Kyle puts it this way: “If you’re nice to people, you’re gonna get paid back tenfold in other ways. And being nice to someone could be like, ‘Oh, you don’t drink Coors? Sure, you can have this’,” as he motions pulling an invisible beer from behind an invisible bar.

“Our main goal is to take a European style of hospitality,” Nicky goes on. “It’s tough to be hospitable in a venue where you’re topping out at 150 or 200. The ship is kind of difficult to keep afloat. But just like any other business you have to take a bit of a loss before you see any profit and we just really want to be the place where people are taken care of when they come here,” he says.

Then he unleashes an all too familiar rant.

“You have bands that can put 100-150 people in a room and the venue shows no respect or hospitality to them and it’s horrible, you know? Me being around the world and hearing what people have to say about playing Philadelphia, it sucks. Me being here my whole life and going to shows, it’s terrible to hear that.” You can hear a thick Philly drawl when he says the word “terrible.” It’s a word that he’s filled with disgust to make his point.

The guys plan to offer artists “more than just a few drink tickets” and are hoping to one day make the space above the venue a hostel-style apartment for touring bands. They promise bands will be treated well, and paid well, which is the one point the guys drive home the furthest. Nicky says:

“There’s so many good bands that I’ve seen from all over…they come [to larger venues in Philly] and max out at 100 at the most, and it sucks… you feel bad,” he says, because “the vibe is off.” He hopes that Ortlieb’s as a 200 cap venue might remedy this.
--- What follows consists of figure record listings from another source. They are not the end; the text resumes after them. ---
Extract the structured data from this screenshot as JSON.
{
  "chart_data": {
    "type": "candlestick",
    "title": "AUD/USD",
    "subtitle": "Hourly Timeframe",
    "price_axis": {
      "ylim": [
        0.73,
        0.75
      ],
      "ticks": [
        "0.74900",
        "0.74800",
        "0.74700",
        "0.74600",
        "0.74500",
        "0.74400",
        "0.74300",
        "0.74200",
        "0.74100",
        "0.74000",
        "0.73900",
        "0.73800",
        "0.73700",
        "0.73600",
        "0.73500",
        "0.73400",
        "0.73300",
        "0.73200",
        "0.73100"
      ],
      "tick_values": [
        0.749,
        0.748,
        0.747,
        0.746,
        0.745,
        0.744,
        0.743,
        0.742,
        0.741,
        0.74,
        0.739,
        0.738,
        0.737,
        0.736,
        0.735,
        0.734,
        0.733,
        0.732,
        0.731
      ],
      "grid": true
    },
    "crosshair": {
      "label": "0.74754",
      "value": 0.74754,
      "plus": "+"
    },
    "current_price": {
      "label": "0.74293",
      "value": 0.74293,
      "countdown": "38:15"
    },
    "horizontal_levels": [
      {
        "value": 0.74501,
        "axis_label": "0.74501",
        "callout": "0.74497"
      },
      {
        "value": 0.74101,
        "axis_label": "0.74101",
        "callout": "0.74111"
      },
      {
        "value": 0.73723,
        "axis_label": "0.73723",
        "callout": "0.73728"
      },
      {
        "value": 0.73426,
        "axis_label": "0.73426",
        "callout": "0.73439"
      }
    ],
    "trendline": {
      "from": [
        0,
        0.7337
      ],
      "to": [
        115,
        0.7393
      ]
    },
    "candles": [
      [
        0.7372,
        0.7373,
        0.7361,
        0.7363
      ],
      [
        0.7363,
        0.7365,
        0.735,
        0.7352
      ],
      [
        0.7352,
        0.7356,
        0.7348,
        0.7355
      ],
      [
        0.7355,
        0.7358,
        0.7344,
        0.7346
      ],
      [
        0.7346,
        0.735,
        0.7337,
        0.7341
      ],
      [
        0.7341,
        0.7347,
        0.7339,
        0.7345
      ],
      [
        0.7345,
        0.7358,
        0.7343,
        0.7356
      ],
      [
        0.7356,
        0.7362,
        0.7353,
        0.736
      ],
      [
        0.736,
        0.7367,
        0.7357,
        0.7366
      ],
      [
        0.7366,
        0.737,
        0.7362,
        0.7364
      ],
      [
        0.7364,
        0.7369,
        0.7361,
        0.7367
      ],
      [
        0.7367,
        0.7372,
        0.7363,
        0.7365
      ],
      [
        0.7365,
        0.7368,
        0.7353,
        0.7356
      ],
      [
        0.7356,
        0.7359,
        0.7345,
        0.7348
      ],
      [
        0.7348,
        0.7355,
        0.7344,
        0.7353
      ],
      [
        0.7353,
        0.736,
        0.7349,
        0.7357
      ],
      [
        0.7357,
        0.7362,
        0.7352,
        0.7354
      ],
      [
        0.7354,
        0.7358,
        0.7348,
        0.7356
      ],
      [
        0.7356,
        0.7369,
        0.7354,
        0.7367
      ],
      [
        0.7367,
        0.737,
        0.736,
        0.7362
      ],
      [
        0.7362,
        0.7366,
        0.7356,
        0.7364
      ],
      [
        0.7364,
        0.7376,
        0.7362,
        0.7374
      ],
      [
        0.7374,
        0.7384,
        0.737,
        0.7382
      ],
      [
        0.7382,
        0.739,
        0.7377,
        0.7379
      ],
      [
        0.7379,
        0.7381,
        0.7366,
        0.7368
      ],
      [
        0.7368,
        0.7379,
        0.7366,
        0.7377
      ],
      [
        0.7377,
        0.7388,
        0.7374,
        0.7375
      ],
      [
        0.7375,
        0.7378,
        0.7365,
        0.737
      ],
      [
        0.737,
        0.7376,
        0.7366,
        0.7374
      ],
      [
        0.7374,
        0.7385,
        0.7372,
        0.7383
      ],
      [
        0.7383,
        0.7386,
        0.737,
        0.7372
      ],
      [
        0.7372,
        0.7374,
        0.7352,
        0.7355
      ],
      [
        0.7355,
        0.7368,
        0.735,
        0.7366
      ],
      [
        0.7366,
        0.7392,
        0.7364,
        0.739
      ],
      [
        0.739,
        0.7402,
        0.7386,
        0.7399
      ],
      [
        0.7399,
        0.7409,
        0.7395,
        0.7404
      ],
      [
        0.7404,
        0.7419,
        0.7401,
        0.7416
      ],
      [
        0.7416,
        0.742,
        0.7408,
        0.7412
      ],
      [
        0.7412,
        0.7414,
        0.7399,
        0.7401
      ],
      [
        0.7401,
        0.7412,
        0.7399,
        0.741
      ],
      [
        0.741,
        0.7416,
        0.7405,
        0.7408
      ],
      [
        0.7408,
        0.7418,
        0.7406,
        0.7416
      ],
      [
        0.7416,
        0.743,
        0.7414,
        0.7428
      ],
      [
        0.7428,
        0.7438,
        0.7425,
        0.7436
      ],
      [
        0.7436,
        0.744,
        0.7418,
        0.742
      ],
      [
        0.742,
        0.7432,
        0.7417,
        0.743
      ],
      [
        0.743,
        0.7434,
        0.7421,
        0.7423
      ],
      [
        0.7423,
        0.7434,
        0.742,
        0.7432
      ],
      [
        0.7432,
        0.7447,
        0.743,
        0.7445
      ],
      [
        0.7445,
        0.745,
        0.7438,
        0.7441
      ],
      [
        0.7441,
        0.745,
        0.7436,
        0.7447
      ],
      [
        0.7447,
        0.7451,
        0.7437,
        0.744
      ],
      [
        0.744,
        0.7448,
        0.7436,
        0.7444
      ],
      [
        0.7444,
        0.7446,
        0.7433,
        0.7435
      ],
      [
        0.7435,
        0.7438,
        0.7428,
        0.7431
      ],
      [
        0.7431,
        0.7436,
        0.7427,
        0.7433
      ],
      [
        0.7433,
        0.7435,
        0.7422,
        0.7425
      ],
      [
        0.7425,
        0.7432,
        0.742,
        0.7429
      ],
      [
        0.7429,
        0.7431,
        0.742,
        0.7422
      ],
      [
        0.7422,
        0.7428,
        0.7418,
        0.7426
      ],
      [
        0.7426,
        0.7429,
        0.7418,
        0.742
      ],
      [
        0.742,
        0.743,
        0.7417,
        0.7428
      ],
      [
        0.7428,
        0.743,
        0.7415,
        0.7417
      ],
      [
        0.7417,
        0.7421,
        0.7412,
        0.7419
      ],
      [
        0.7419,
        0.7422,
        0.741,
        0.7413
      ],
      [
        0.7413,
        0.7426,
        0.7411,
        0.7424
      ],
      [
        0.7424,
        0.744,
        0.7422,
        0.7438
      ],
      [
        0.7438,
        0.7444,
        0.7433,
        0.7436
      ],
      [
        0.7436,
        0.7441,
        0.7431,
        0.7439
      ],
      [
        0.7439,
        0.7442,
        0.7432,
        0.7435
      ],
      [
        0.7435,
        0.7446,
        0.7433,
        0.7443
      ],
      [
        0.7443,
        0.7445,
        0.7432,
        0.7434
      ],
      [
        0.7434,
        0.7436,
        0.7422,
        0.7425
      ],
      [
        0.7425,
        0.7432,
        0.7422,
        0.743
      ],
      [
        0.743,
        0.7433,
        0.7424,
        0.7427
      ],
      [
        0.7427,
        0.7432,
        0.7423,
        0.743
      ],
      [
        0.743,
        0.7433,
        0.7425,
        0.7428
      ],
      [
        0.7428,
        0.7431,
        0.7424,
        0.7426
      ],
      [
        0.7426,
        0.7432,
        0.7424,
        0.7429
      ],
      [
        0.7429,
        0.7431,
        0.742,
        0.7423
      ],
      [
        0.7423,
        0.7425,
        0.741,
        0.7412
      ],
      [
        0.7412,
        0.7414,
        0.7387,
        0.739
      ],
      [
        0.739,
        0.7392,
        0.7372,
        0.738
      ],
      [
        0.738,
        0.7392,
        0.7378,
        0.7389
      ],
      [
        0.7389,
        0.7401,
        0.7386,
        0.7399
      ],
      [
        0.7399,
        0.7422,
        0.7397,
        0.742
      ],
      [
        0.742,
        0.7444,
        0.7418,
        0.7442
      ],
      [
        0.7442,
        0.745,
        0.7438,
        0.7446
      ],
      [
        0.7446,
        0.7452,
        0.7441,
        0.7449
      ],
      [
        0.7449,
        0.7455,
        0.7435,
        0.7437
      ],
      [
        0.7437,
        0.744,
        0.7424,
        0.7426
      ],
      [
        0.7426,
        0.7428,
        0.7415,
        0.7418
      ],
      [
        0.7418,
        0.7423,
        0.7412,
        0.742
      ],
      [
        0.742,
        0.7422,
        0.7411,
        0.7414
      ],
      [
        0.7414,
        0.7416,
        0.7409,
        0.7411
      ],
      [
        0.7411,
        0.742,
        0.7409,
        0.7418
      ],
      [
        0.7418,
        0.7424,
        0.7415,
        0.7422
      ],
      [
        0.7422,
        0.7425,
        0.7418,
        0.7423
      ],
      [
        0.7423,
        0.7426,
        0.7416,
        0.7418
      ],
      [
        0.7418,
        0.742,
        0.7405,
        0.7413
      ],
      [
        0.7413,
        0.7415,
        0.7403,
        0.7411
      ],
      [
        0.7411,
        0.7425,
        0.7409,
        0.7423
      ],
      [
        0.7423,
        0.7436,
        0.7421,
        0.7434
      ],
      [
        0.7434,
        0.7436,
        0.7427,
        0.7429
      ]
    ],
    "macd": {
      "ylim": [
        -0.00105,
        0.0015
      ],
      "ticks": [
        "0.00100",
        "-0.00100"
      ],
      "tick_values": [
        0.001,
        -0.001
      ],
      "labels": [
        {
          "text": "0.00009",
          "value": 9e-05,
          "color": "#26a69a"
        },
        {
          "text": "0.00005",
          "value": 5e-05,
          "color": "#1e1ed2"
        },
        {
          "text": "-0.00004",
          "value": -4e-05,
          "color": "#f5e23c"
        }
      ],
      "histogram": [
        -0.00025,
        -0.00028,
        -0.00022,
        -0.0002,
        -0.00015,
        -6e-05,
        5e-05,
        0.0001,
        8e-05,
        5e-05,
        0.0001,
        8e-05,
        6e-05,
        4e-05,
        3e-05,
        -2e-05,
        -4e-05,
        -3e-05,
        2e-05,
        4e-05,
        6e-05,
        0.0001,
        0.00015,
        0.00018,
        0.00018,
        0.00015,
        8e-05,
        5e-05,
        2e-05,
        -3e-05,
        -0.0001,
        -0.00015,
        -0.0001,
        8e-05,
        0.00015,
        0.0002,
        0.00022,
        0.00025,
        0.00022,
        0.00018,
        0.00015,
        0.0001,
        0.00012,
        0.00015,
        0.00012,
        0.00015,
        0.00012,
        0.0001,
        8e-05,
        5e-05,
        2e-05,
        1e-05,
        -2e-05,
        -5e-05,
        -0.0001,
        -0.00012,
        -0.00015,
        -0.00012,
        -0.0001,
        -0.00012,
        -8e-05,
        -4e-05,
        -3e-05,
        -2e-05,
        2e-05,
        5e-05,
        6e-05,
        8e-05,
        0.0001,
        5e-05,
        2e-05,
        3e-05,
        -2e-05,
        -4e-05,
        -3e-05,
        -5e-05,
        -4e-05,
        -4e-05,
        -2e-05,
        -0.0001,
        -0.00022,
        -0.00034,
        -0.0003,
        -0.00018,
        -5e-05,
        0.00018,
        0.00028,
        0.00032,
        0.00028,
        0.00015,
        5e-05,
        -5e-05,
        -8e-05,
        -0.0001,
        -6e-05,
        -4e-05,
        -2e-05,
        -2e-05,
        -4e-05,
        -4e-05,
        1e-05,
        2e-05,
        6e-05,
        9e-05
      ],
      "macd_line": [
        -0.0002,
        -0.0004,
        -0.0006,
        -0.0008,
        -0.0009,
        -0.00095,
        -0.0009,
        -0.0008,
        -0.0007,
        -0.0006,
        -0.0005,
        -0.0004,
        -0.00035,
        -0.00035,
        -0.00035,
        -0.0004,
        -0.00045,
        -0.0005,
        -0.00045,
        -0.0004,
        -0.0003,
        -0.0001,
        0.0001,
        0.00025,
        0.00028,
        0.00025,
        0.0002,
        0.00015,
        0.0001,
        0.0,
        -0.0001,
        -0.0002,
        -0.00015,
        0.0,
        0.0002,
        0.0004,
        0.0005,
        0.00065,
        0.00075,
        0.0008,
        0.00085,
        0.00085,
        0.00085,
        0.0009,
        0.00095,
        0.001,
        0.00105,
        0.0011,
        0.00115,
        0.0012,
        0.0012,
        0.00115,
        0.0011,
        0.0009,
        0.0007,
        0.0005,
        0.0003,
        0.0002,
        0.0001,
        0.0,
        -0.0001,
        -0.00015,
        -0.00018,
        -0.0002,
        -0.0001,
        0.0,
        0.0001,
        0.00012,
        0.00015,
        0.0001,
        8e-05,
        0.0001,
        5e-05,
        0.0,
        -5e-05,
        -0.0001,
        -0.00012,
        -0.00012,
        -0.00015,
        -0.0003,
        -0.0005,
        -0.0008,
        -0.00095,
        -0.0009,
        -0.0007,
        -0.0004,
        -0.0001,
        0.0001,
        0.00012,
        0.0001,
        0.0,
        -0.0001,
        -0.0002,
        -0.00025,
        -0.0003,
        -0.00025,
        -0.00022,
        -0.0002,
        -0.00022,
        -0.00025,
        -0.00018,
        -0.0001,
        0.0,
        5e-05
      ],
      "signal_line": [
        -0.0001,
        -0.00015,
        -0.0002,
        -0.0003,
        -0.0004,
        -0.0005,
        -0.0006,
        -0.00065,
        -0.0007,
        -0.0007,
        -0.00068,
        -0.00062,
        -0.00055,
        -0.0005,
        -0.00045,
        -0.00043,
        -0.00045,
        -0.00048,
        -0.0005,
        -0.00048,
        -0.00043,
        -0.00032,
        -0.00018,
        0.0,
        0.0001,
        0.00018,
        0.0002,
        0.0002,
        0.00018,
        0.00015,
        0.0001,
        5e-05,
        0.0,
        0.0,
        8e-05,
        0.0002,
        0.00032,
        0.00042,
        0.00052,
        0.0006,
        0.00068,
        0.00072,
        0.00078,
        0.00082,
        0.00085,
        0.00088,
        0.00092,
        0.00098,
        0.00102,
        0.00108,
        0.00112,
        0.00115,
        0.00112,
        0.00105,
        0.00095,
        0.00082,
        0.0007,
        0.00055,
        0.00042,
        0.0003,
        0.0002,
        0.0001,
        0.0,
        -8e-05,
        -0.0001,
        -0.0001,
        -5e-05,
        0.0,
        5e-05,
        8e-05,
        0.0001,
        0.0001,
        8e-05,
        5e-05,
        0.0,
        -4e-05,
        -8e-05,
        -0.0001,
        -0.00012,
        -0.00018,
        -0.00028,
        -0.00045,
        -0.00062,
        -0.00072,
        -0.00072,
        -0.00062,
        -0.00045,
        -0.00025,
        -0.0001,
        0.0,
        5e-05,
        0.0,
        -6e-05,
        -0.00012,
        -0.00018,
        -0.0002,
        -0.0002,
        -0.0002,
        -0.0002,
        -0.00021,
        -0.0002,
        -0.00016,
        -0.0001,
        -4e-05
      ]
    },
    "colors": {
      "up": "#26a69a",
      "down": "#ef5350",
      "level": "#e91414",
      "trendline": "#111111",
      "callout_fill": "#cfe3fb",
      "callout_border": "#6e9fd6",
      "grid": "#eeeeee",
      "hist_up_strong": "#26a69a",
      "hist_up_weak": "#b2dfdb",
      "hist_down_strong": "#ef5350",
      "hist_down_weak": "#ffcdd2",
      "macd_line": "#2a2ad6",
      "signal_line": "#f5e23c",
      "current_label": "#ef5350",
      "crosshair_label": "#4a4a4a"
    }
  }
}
“That on top of it the venues not giving them any money and there’s no hospitality. Each band member gets three drink tickets and, you know, I mean everyone knows the story. And I’m not coming at anyone either, it’s a tough business.”

While a lot of the venue’s shows and main players are still under wraps, Nicky and Kyle were able to confirm Diamond Rugs will be playing its first Philly show at Ortlieb’s in March, and that a psych/experimental group called Chui Wan from Beijing will be playing with Light Heat in May. Ricky Maymi (original drummer of The Brian Jonestown Massacre) will DJ a late night set.

Additionally, Nicky plans to keep Ortlieb’s open during the day as a rehearsal space for bands.

“’Hey, can you open the door for these guys?’” Nicky says, mocking a phone call, “’They wanna do this thing…’ that’s the kind of place we want to be. Any way we can help give back to the music community is the goal.”

And, he adds: “When my band fails finally, I’ll be the guy bartending making everyone miserable.”